What is Melanoma In Situ
Dr. Sancy Leachman
Director - Melanoma & Cutaneous Oncology Program
Huntsman Cancer Institute
The term in-situ is a Latin term that means "in position." In the context of melanoma, this means that the malignant melanoma cells remain "in position" in the epidermis, the most superficial layer of the skin.
If the melanoma cells are able to escape from the epidermis and enter the next layer of skin (the dermis), then the melanoma is considered invasive. The reason that this distinction is important in melanoma is that if melanoma is caught at the in-situ stage, (also termed Stage 0), the prognosis is much better than if it is caught after it has become invasive.

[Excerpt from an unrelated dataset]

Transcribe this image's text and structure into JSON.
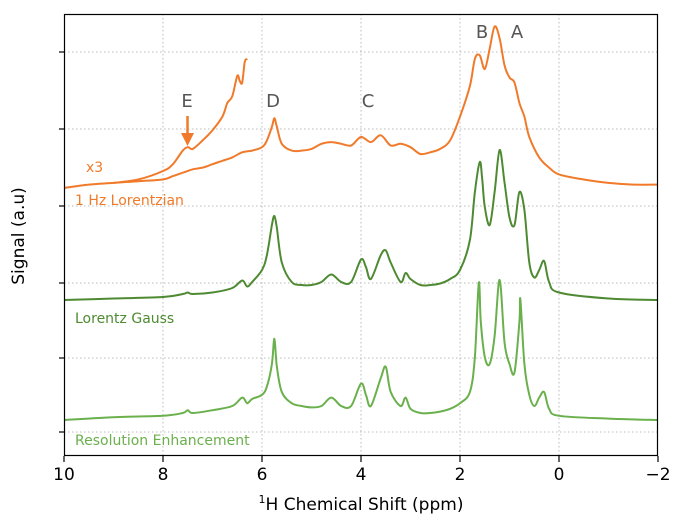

If treated appropriately with complete excision including at least 0.5 cm margins of normal skin, melanoma in situ rarely recurs and has survival rates near 99%. Because in situ melanoma has not developed the capacity to spread yet, sentinel node biopsies are not required.
However, it is important that the excisions from in situ melanoma be reviewed carefully by a pathologist to assure that there are no cells that have begun to invade the dermis. If dermal invasion has occurred, even if it is only in a small area of the melanoma, the whole melanoma is considered invasive and wider surgical margins will be needed. As well, a sentinel lymph node biopsy might be considered, depending on how deep the invasion at that site was (as well as other features of the melanoma, such as how fast the cells were dividing).